1 c unsalted butter softened, ½ c sugar, 1 tsp pure almond extract
Gradually add in the orange zest, salt, and flour until it becomes a nice dough texture.
2 tsp orange zest, ¼ tsp kosher salt, 2⅓ c flour
Gather the dough up into a ball shape, wrap in plastic wrap and chill for 30 minutes.
While it's chilling prepare your work area. You can use a large cutting board or mat that has been lightly floured. Gather your baking sheet or sheets and line them with parchment paper or silicone mats.
After 30 minutes have passed, and you work area is prepared, preheat the oven to 350℉.
Place your dough ball onto the lightly floured surface (also rub some flour on your rolling pin) and roll the dough out to approximately ¼" thickness.
Cut out as many large hearts as you can with this piece of dough. Place 6 of the large hearts on your baking sheet and then use your smaller heart cookie cutter and cut small heart out of the center or 6 of the remaining large hearts. Place 6 of those on the baking sheet as well.

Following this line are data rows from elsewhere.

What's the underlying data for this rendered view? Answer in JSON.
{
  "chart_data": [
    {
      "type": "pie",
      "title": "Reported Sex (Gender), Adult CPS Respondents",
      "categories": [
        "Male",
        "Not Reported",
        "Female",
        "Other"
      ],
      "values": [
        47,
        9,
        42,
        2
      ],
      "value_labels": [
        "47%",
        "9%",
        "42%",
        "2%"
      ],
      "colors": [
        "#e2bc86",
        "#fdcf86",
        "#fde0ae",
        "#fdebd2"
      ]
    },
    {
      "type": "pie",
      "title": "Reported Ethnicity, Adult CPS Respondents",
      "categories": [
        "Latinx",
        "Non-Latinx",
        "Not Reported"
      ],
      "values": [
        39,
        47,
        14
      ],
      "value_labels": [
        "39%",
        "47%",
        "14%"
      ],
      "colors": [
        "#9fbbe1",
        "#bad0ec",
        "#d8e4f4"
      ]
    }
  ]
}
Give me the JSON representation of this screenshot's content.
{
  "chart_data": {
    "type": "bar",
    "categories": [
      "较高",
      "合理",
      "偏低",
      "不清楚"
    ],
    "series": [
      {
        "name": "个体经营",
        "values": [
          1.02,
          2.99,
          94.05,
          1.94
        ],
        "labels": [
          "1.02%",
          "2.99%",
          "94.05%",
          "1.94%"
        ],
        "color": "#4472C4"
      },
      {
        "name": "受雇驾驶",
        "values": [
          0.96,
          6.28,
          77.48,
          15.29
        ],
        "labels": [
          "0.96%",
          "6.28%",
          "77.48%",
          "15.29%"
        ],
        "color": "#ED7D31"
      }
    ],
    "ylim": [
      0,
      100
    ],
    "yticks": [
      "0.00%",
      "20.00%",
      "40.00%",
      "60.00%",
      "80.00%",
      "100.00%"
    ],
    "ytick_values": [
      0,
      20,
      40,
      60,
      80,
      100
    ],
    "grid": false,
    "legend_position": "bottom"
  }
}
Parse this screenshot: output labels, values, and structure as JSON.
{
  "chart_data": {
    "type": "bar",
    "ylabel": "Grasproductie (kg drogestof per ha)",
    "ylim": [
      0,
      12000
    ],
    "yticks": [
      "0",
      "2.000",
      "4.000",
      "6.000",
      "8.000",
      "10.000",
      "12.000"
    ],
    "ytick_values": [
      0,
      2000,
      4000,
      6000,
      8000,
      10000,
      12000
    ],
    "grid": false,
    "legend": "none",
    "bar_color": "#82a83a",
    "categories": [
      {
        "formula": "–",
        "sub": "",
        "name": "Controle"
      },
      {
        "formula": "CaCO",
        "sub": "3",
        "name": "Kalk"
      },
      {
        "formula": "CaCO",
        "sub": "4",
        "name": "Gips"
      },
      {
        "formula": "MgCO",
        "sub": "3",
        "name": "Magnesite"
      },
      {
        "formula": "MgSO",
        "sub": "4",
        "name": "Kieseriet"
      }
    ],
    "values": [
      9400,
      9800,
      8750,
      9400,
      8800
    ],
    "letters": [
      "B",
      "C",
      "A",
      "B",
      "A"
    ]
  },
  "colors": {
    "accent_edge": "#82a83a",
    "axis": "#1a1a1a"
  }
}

Continue with this process using all of the remaining dough.
Place the cookies in the preheated oven for 7-9 minutes until they just start to brown slightly.
Remove them from the oven and cool completely.
Separate the solid hearts from the heart rings. The heart rings you will now dust with powdered sugar.
¾ c powdered sugar
Spread the raspberry jam onto the solid hearts and then place the powdered sugar heart rings on the top. Serve and enjoy!!